India manufacturing PMI rises to 55.9 in April as supply chain shift boosts factories
By Axel Miller | 23 Apr 2026
Summary
India’s manufacturing PMI rose to 55.9 in April 2026, signaling stronger factory activity and new orders.
The data reflects growing global supply chain shifts, with job creation reaching a 10-month high.
NEW DELHI / BENGALURU, April 23, 2026 — India’s manufacturing sector strengthened in April, with the HSBC Flash India Purchasing Managers’ Index (PMI) rising to 55.9 from 53.9 in March, pointing to a faster expansion in factory activity as global supply chains continue to evolve.
The latest survey data showed that broader private sector growth also picked up pace. The Composite PMI Output Index increased to 58.3 from 57.0, indicating sustained momentum at the start of the fiscal year.
While services remained a key contributor, manufacturing played a larger role in the latest expansion. The Manufacturing Output Index climbed to 59.1, up from 55.7 in March, reflecting stronger production levels and new business inflows.
The improvement in factory activity comes at a time when multinational companies are reassessing supply chains and diversifying production locations. India is increasingly being viewed as a viable alternative for manufacturing, particularly as companies seek to reduce exposure to geopolitical risks.
Business sentiment also remained positive. Firms reported stronger order books and continued expansion plans, contributing to an increase in hiring. According to the survey, job creation across the private sector reached a 10-month high in April.
At the same time, cost pressures persisted. Manufacturers reported higher input costs, particularly for fuel, gas and raw materials such as chemicals, metals and rubber. These increases were partly linked to disruptions in West Asia and supply constraints affecting key trade routes, including the Strait of Hormuz.
Companies passed on some of these higher costs to customers, although the rise in selling prices remained more moderate than input cost inflation, suggesting that firms are absorbing part of the cost burden to stay competitive.

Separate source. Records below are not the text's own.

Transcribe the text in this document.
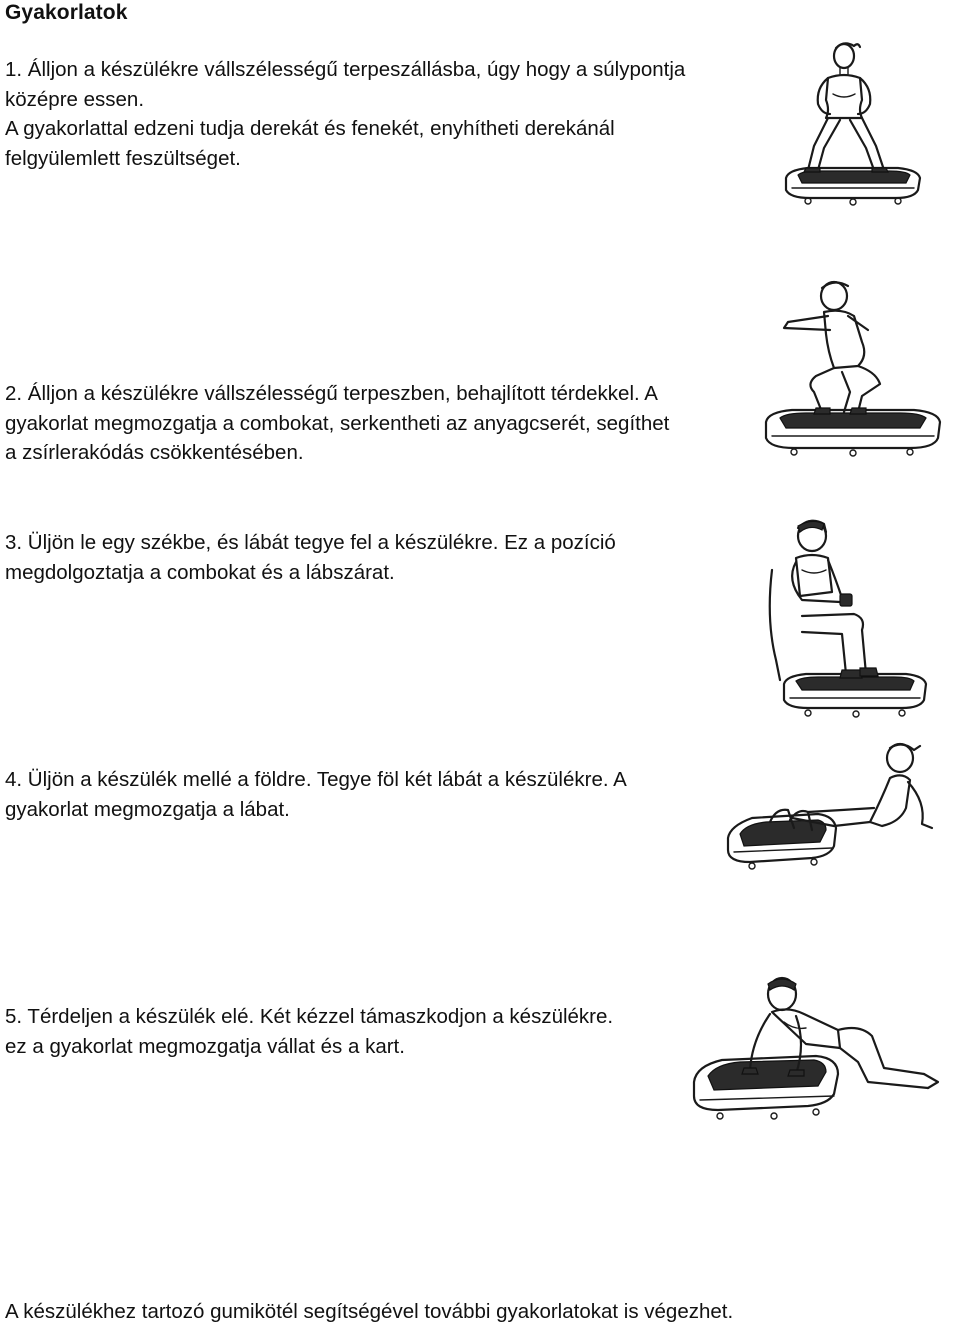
Gyakorlatok
1. Álljon a készülékre vállszélességű terpeszállásba, úgy hogy a súlypontja
középre essen.
A gyakorlattal edzeni tudja derekát és fenekét, enyhítheti derekánál
felgyülemlett feszültséget.
2. Álljon a készülékre vállszélességű terpeszben, behajlított térdekkel. A
gyakorlat megmozgatja a combokat, serkentheti az anyagcserét, segíthet
a zsírlerakódás csökkentésében.
3. Üljön le egy székbe, és lábát tegye fel a készülékre. Ez a pozíció
megdolgoztatja a combokat és a lábszárat.
4. Üljön a készülék mellé a földre. Tegye föl két lábát a készülékre. A
gyakorlat megmozgatja a lábat.
5. Térdeljen a készülék elé. Két kézzel támaszkodjon a készülékre.
ez a gyakorlat megmozgatja vállat és a kart.
A készülékhez tartozó gumikötél segítségével további gyakorlatokat is végezhet.
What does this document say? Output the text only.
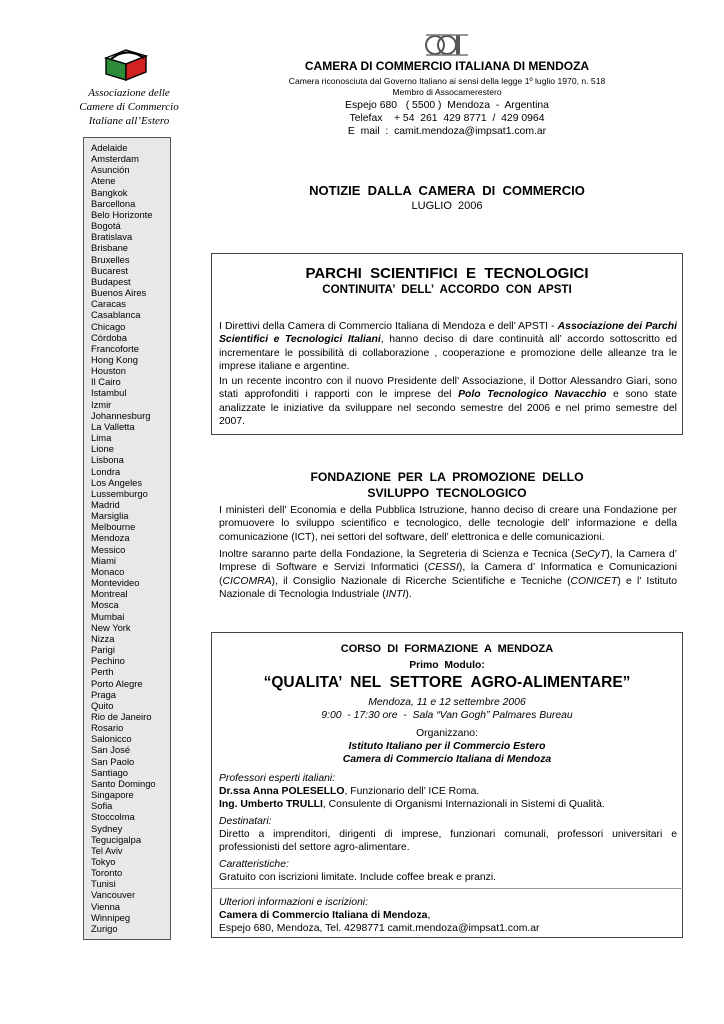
Associazione delle
Camere di Commercio
Italiane all’Estero
Adelaide
Amsterdam
Asunción
Atene
Bangkok
Barcellona
Belo Horizonte
Bogotá
Bratislava
Brisbane
Bruxelles
Bucarest
Budapest
Buenos Aires
Caracas
Casablanca
Chicago
Córdoba
Francoforte
Hong Kong
Houston
Il Cairo
Istambul
Izmir
Johannesburg
La Valletta
Lima
Lione
Lisbona
Londra
Los Angeles
Lussemburgo
Madrid
Marsiglia
Melbourne
Mendoza
Messico
Miami
Monaco
Montevideo
Montreal
Mosca
Mumbai
New York
Nizza
Parigi
Pechino
Perth
Porto Alegre
Praga
Quito
Rio de Janeiro
Rosario
Salonicco
San José
San Paolo
Santiago
Santo Domingo
Singapore
Sofia
Stoccolma
Sydney
Tegucigalpa
Tel Aviv
Tokyo
Toronto
Tunisi
Vancouver
Vienna
Winnipeg
Zurigo
CAMERA DI COMMERCIO ITALIANA DI MENDOZA
Camera riconosciuta dal Governo Italiano ai sensi della legge 1º luglio 1970, n. 518
Membro di Assocamerestero
Espejo 680   ( 5500 )  Mendoza  -  Argentina
Telefax    + 54  261  429 8771  /  429 0964
E  mail  :  camit.mendoza@impsat1.com.ar
NOTIZIE  DALLA  CAMERA  DI  COMMERCIO
LUGLIO  2006
PARCHI  SCIENTIFICI  E  TECNOLOGICI
CONTINUITA’  DELL’  ACCORDO  CON  APSTI
I Direttivi della Camera di Commercio Italiana di Mendoza e dell’ APSTI - Associazione dei Parchi Scientifici e Tecnologici Italiani, hanno deciso di dare continuità all’ accordo sottoscritto ed incrementare le possibilità di collaborazione , cooperazione e promozione delle alleanze tra le imprese italiane e argentine.
In un recente incontro con il nuovo Presidente dell’ Associazione, il Dottor Alessandro Giari, sono stati approfonditi i rapporti con le imprese del Polo Tecnologico Navacchio e sono state analizzate le iniziative da sviluppare nel secondo semestre del 2006 e nel primo semestre del 2007.
FONDAZIONE  PER  LA  PROMOZIONE  DELLO
SVILUPPO  TECNOLOGICO
I ministeri dell’ Economia e della Pubblica Istruzione, hanno deciso di creare una Fondazione per promuovere lo sviluppo scientifico e tecnologico, delle tecnologie dell’ informazione e della comunicazione (ICT), nei settori del software, dell’ elettronica e delle comunicazioni.
Inoltre saranno parte della Fondazione, la Segreteria di Scienza e Tecnica (SeCyT), la Camera d’ Imprese di Software e Servizi Informatici (CESSI), la Camera d’ Informatica e Comunicazioni (CICOMRA), il Consiglio Nazionale di Ricerche Scientifiche e Tecniche (CONICET) e l’ Istituto Nazionale di Tecnologia Industriale (INTI).
CORSO  DI  FORMAZIONE  A  MENDOZA
Primo  Modulo:
“QUALITA’  NEL  SETTORE  AGRO-ALIMENTARE”
Mendoza, 11 e 12 settembre 2006
9:00  - 17:30 ore  -  Sala “Van Gogh” Palmares Bureau
Organizzano:
Istituto Italiano per il Commercio Estero
Camera di Commercio Italiana di Mendoza
Professori esperti italiani:
Dr.ssa Anna POLESELLO, Funzionario dell’ ICE Roma.
Ing. Umberto TRULLI, Consulente di Organismi Internazionali in Sistemi di Qualità.
Destinatari:
Diretto a imprenditori, dirigenti di imprese, funzionari comunali, professori universitari e professionisti del settore agro-alimentare.
Caratteristiche:
Gratuito con iscrizioni limitate. Include coffee break e pranzi.
Ulteriori informazioni e iscrizioni:
Camera di Commercio Italiana di Mendoza,
Espejo 680, Mendoza, Tel. 4298771 camit.mendoza@impsat1.com.ar
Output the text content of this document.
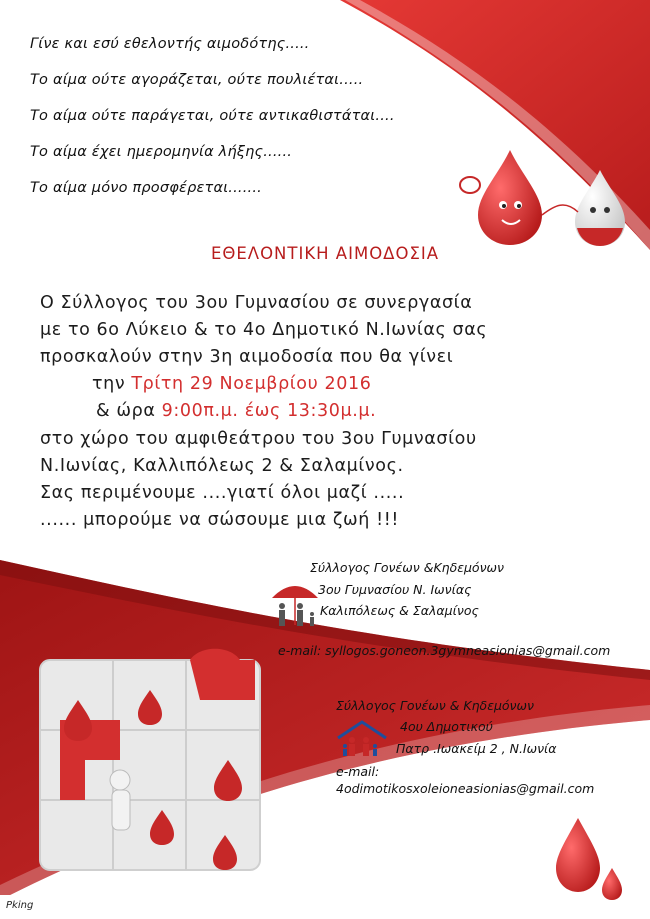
Γίνε και εσύ εθελοντής αιμοδότης.....
Το αίμα ούτε αγοράζεται, ούτε πουλιέται.....
Το αίμα ούτε παράγεται, ούτε αντικαθιστάται....
Το αίμα έχει ημερομηνία λήξης......
Το αίμα μόνο προσφέρεται.......
ΕΘΕΛΟΝΤΙΚΗ ΑΙΜΟΔΟΣΙΑ
Ο Σύλλογος του 3ου Γυμνασίου σε συνεργασία
με το 6ο Λύκειο & το 4ο Δημοτικό Ν.Ιωνίας σας
προσκαλούν στην 3η αιμοδοσία που θα γίνει
την Τρίτη 29 Νοεμβρίου 2016
& ώρα 9:00π.μ. έως 13:30μ.μ.
στο χώρο του αμφιθεάτρου του 3ου Γυμνασίου
Ν.Ιωνίας, Καλλιπόλεως 2 & Σαλαμίνος.
Σας περιμένουμε ....γιατί όλοι μαζί .....
...... μπορούμε να σώσουμε μια ζωή !!!
Σύλλογος Γονέων &Κηδεμόνων
3ου Γυμνασίου Ν. Ιωνίας
Καλιπόλεως & Σαλαμίνος
e-mail: syllogos.goneon.3gymneasionias@gmail.com
Σύλλογος Γονέων & Κηδεμόνων
4ου Δημοτικού
Πατρ .Ιωακείμ 2 , Ν.Ιωνία
e-mail:
4odimotikosxoleioneasionias@gmail.com
Pking
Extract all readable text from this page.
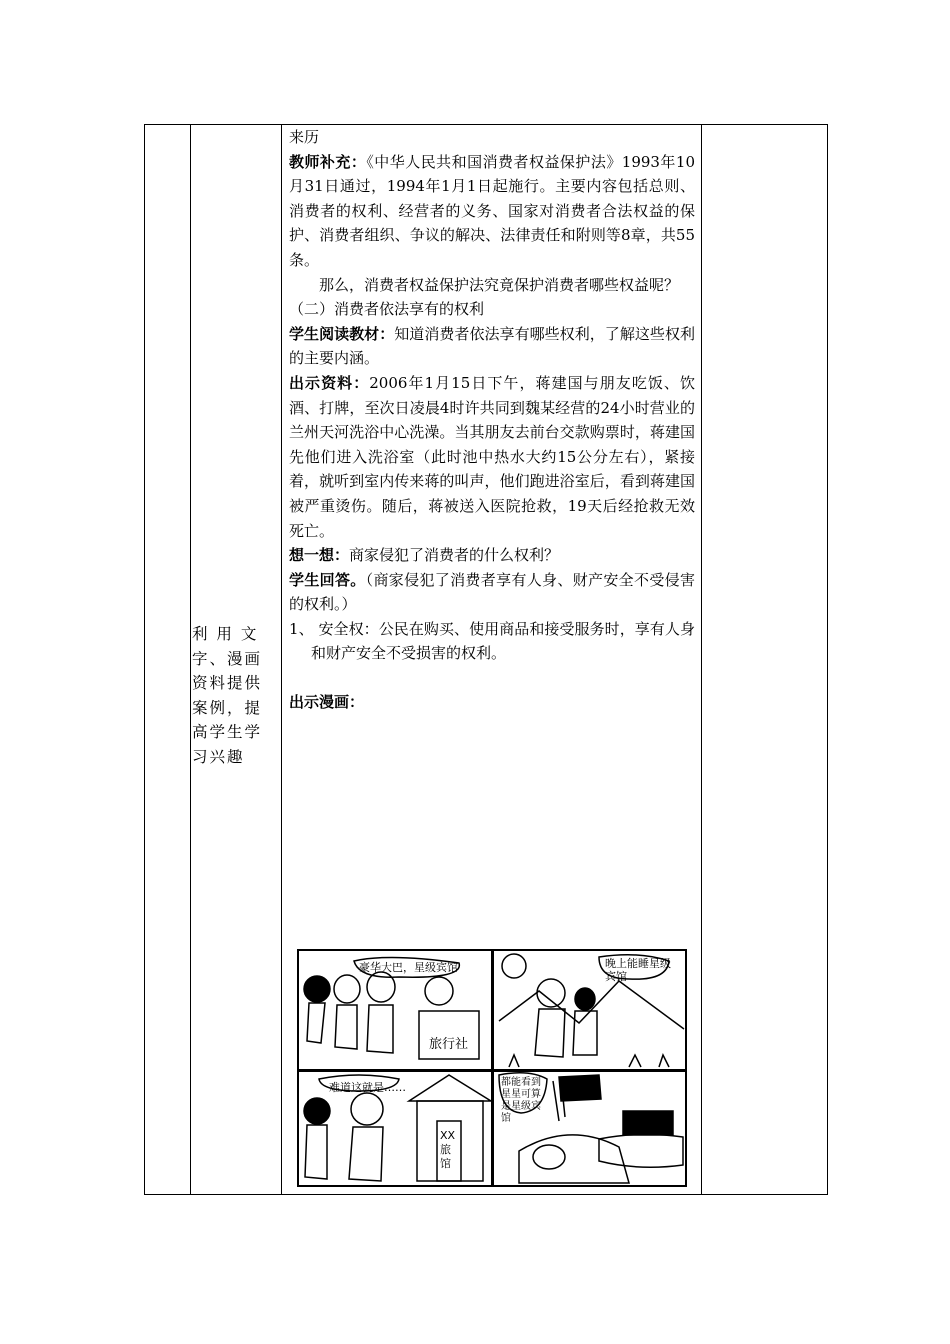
利 用 文
字、漫画
资料提供
案例，提
高学生学
习兴趣

来历

教师补充：《中华人民共和国消费者权益保护法》1993年10月31日通过，1994年1月1日起施行。主要内容包括总则、消费者的权利、经营者的义务、国家对消费者合法权益的保护、消费者组织、争议的解决、法律责任和附则等8章，共55条。

那么，消费者权益保护法究竟保护消费者哪些权益呢？

（二）消费者依法享有的权利

学生阅读教材：知道消费者依法享有哪些权利，了解这些权利的主要内涵。

出示资料：2006年1月15日下午，蒋建国与朋友吃饭、饮酒、打牌，至次日凌晨4时许共同到魏某经营的24小时营业的兰州天河洗浴中心洗澡。当其朋友去前台交款购票时，蒋建国先他们进入洗浴室（此时池中热水大约15公分左右），紧接着，就听到室内传来蒋的叫声，他们跑进浴室后，看到蒋建国被严重烫伤。随后，蒋被送入医院抢救，19天后经抢救无效死亡。

想一想：商家侵犯了消费者的什么权利？

学生回答。（商家侵犯了消费者享有人身、财产安全不受侵害的权利。）

1、 安全权：公民在购买、使用商品和接受服务时，享有人身和财产安全不受损害的权利。

出示漫画：

豪华大巴，星级宾馆
旅行社
晚上能睡星级宾馆
难道这就是……
XX旅馆
都能看到星星可算是星级宾馆
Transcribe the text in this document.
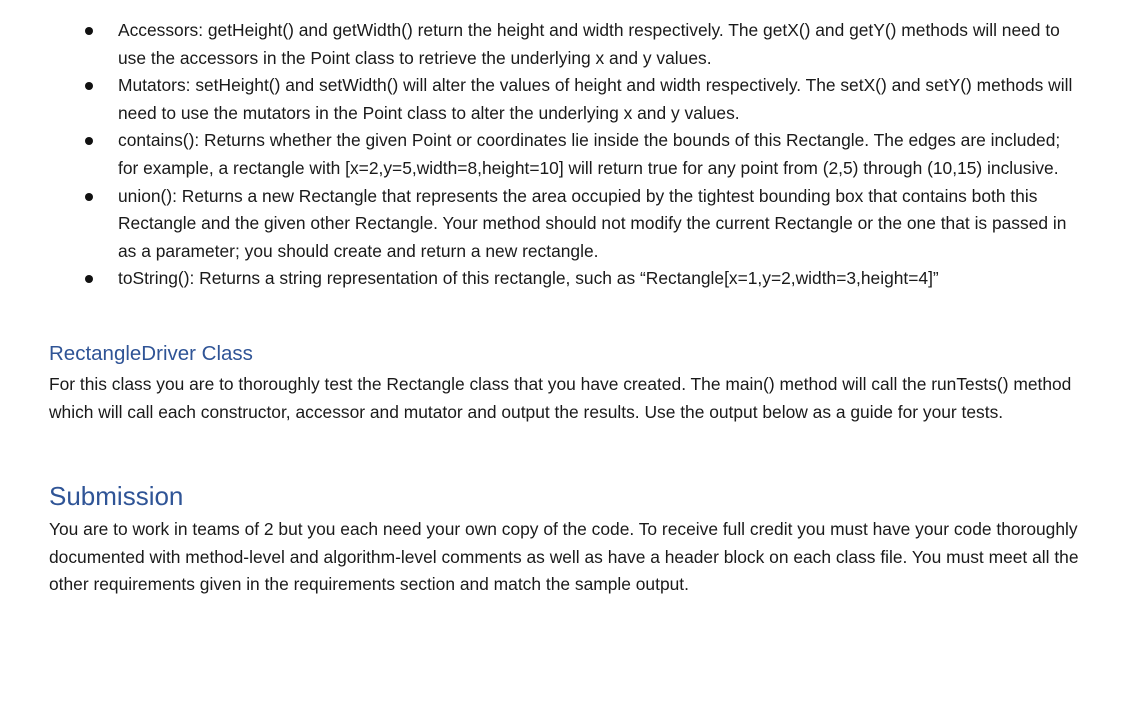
Accessors: getHeight() and getWidth() return the height and width respectively. The getX() and getY() methods will need to use the accessors in the Point class to retrieve the underlying x and y values.
Mutators: setHeight() and setWidth() will alter the values of height and width respectively. The setX() and setY() methods will need to use the mutators in the Point class to alter the underlying x and y values.
contains(): Returns whether the given Point or coordinates lie inside the bounds of this Rectangle. The edges are included; for example, a rectangle with [x=2,y=5,width=8,height=10] will return true for any point from (2,5) through (10,15) inclusive.
union(): Returns a new Rectangle that represents the area occupied by the tightest bounding box that contains both this Rectangle and the given other Rectangle. Your method should not modify the current Rectangle or the one that is passed in as a parameter; you should create and return a new rectangle.
toString(): Returns a string representation of this rectangle, such as “Rectangle[x=1,y=2,width=3,height=4]”
RectangleDriver Class

For this class you are to thoroughly test the Rectangle class that you have created. The main() method will call the runTests() method which will call each constructor, accessor and mutator and output the results. Use the output below as a guide for your tests.

Submission

You are to work in teams of 2 but you each need your own copy of the code. To receive full credit you must have your code thoroughly documented with method-level and algorithm-level comments as well as have a header block on each class file. You must meet all the other requirements given in the requirements section and match the sample output.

Overall, the data points to continued expansion in India’s private sector, supported by both domestic demand and external factors shaping global trade flows.
Why this matters
- Strong manufacturing PMI indicates sustained industrial growth momentum
- Global supply chain diversification is supporting India’s factory activity
- Rising employment signals business confidence and expansion plans
- Input cost pressures remain a key challenge for manufacturers
FAQs
Q1: What does a PMI reading of 55.9 indicate?
A PMI above 50 signals expansion, and a rise to 55.9 reflects stronger growth in manufacturing activity.
Q2: What drove the increase in India’s manufacturing output?
Higher new orders, stronger demand, and expansion plans contributed to increased production.
Q3: Why is job creation rising?
Companies are hiring more due to improved business confidence and expectations of future demand.
Q4: What are the main risks for manufacturers?
Rising input costs, particularly fuel and raw materials, remain a key concern.